By Samantha Joseph
MARTIN COUNTY - West Palm Beach-based Florida Community Health Centers will take over the administration of three local health department clinics beginning early next year.
Effective Jan. 1, the Martin County Health Department will no longer provide adult health, pediatric and prenatal/maternity services.
The move will not affect services to the 2,800 patients receiving care at the clinics, but is likely to result in job losses.
After the transition, the clinics will be able to care for an additional 2,000 patients, thanks to Community Health Centers' ability to accept payment for a broad range of insurance providers, said Molly Ferguson, that group's director of program development.
Administrators said the local health department faces a $1.2 million budget shortfall due to cuts in state and federal funding, which forced it to transition out of several services.
For the last year it has worked with Florida Community Health Centers to devise a strategy to continue operations. And two weeks ago, the board of county commissioners signed a lease agreement allowing the nonprofit to begin working at the department's Stuart headquarters, on Willoughby Boulevard, to prepare for the transition.
"We will be neighbors with the health department in their building," Ms. Ferguson said. "They have been put in a precarious situation by the legislator, and we appreciate them reaching out to us to provide primary care."
Florida Community Health Centers, established in 1976, runs a network of primary care health centers in South Central Florida. The group operates in several communities, including Indiantown, Okeechobee, Fort Pierce, Port St. Lucie, Moore Haven, Pahokee and Clewiston.
"We wanted to make sure the patients still have a place to go. We don't want to frighten (them)," said Renay Rouse, public information officer for the Martin County Health Department.

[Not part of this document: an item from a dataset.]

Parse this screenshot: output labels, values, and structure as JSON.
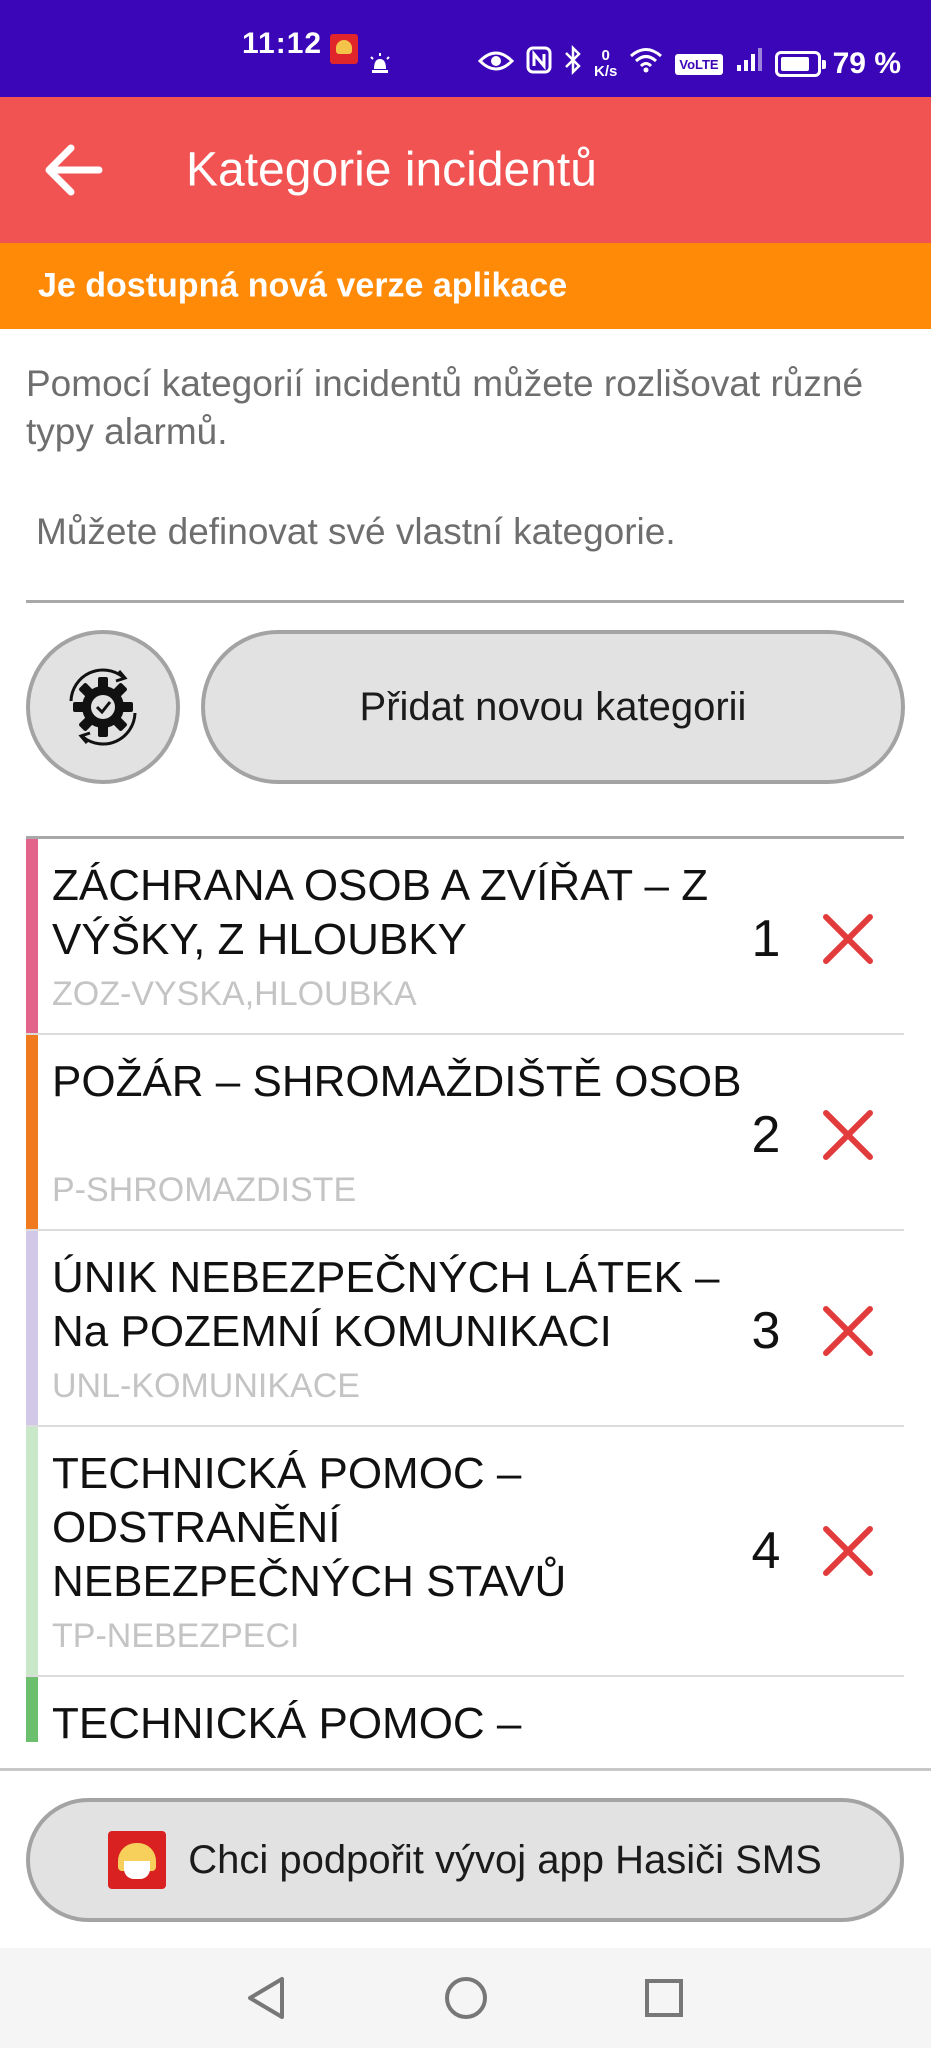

"We want to make sure that everyone knows these services will continue to be provided here."
While Florida Community Health provides maternity services and primary care for adults and children, the health department will continue to offer several other services, including family planning, issuing birth and death certificates, providing dental care, HIV and STD testing and treatment and administering the WIC program.

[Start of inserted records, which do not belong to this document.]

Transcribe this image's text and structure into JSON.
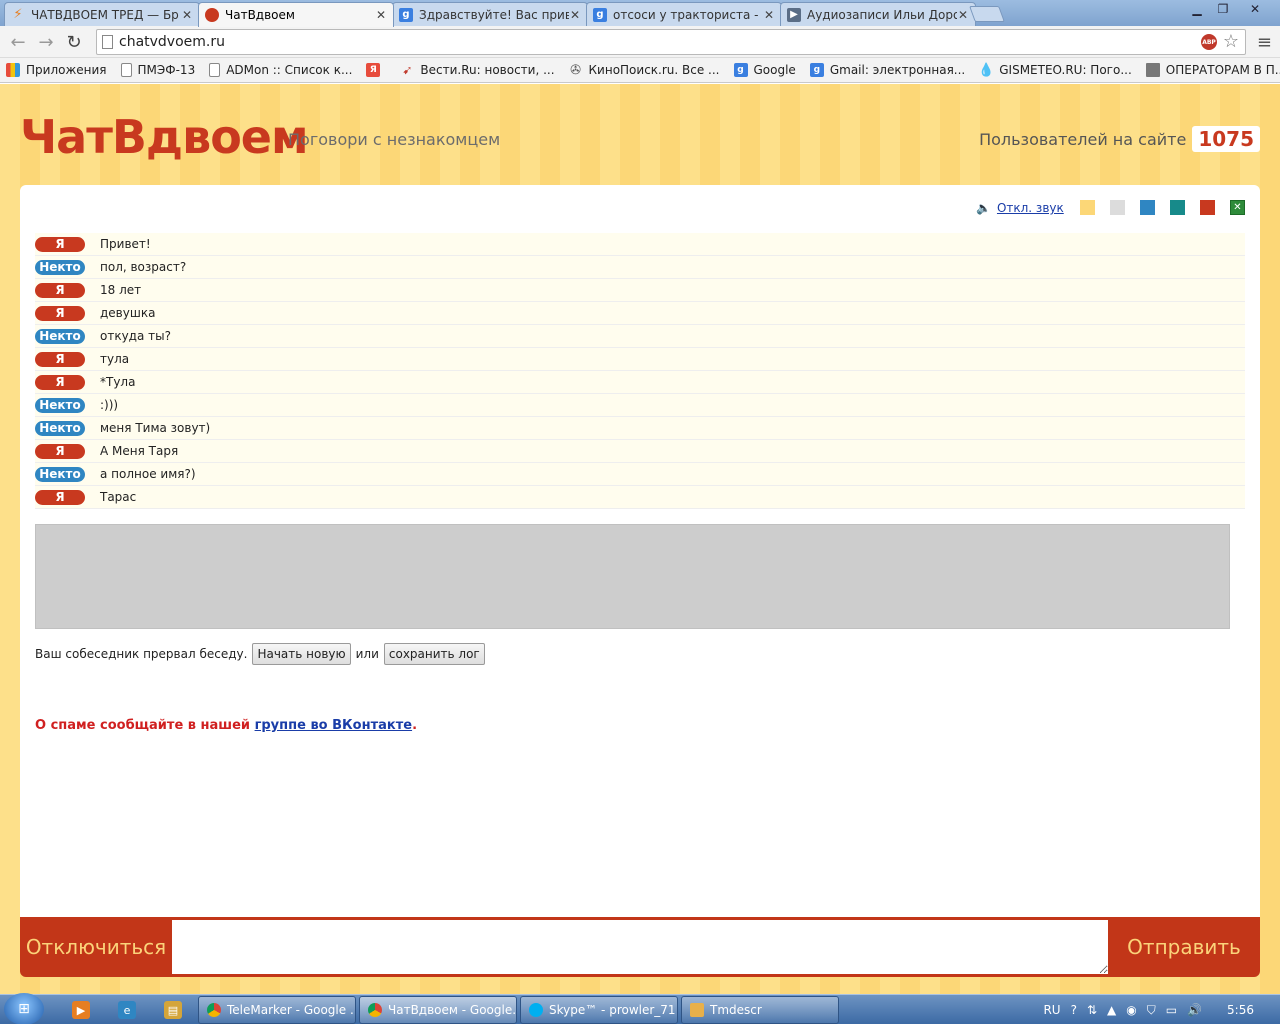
{
  "browser": {
    "tabs": [
      {
        "title": "ЧАТВДВОЕМ ТРЕД — Бр",
        "active": false,
        "icon": "lightning-icon"
      },
      {
        "title": "ЧатВдвоем",
        "active": true,
        "icon": "chat-bubble-icon"
      },
      {
        "title": "Здравствуйте! Вас привет",
        "active": false,
        "icon": "google-icon"
      },
      {
        "title": "отсоси у тракториста - П",
        "active": false,
        "icon": "google-icon"
      },
      {
        "title": "Аудиозаписи Ильи Доро",
        "active": false,
        "icon": "play-icon"
      }
    ],
    "url": "chatvdvoem.ru",
    "bookmarks": [
      {
        "label": "Приложения",
        "icon": "apps-grid-icon"
      },
      {
        "label": "ПМЭФ-13",
        "icon": "page-icon"
      },
      {
        "label": "ADMon :: Список к...",
        "icon": "page-icon"
      },
      {
        "label": "",
        "icon": "yandex-icon"
      },
      {
        "label": "Вести.Ru: новости, ...",
        "icon": "vesti-icon"
      },
      {
        "label": "КиноПоиск.ru. Все ...",
        "icon": "film-reel-icon"
      },
      {
        "label": "Google",
        "icon": "google-icon"
      },
      {
        "label": "Gmail: электронная...",
        "icon": "google-icon"
      },
      {
        "label": "GISMETEO.RU: Пого...",
        "icon": "drop-icon"
      },
      {
        "label": "ОПЕРАТОРАМ В П...",
        "icon": "folder-icon"
      }
    ]
  },
  "site": {
    "logo": "ЧатВдвоем",
    "tagline": "Поговори с незнакомцем",
    "online_label": "Пользователей на сайте",
    "online_count": "1075",
    "sound_toggle": "Откл. звук",
    "theme_colors": [
      "#fcd777",
      "#dcdcdc",
      "#2f86c2",
      "#178a8a",
      "#c8391f"
    ],
    "excel_icon": "excel-icon"
  },
  "chat": {
    "me_label": "Я",
    "them_label": "Некто",
    "messages": [
      {
        "from": "me",
        "text": "Привет!"
      },
      {
        "from": "them",
        "text": "пол, возраст?"
      },
      {
        "from": "me",
        "text": "18 лет"
      },
      {
        "from": "me",
        "text": "девушка"
      },
      {
        "from": "them",
        "text": "откуда ты?"
      },
      {
        "from": "me",
        "text": "тула"
      },
      {
        "from": "me",
        "text": "*Тула"
      },
      {
        "from": "them",
        "text": ":)))"
      },
      {
        "from": "them",
        "text": "меня Тима зовут)"
      },
      {
        "from": "me",
        "text": "А Меня Таря"
      },
      {
        "from": "them",
        "text": "а полное имя?)"
      },
      {
        "from": "me",
        "text": "Тарас"
      }
    ],
    "ended_text": "Ваш собеседник прервал беседу.",
    "new_chat_button": "Начать новую",
    "or_text": "или",
    "save_log_button": "сохранить лог",
    "spam_text": "О спаме сообщайте в нашей",
    "spam_link": "группе во ВКонтакте",
    "spam_end": "."
  },
  "controls": {
    "disconnect": "Отключиться",
    "send": "Отправить"
  },
  "taskbar": {
    "buttons": [
      {
        "label": "TeleMarker - Google ...",
        "icon": "chrome-icon"
      },
      {
        "label": "ЧатВдвоем - Google...",
        "icon": "chrome-icon"
      },
      {
        "label": "Skype™ - prowler_71",
        "icon": "skype-icon"
      },
      {
        "label": "Tmdescr",
        "icon": "pencil-icon"
      }
    ],
    "lang": "RU",
    "time": "5:56"
  }
}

"Patients should actually see very little change," Ms. Ferguson said. "They will probably see many of the same faces that they're used to seeing."
But not all employees will survive the transition. Come January, the clinics will have a staff of 27.
Florida Community Health Centers' representatives said the group has invited health department employees facing layoffs to apply for these positions.
At press time, health department reps would not specify how many employees faced layoffs, saying the state health department was still reviewing several positions.
"We're hoping there will be a smooth transition for our staff, as well," said Caroline Ann Wegener, director of nursing in the health department.
Meanwhile, health department staffers are spreading word about the administrative changes by posting flyers in service areas, mailing letters to patients and sending notifications via Medicaid and other insurers.
"I'm delighted this partnership is moving forward," said Commissioner Ed Fielding.
"The citizens of Martin County will certainly benefit from the services provided by Florida Community Health Centers' collaboration with Martin County's Health Department."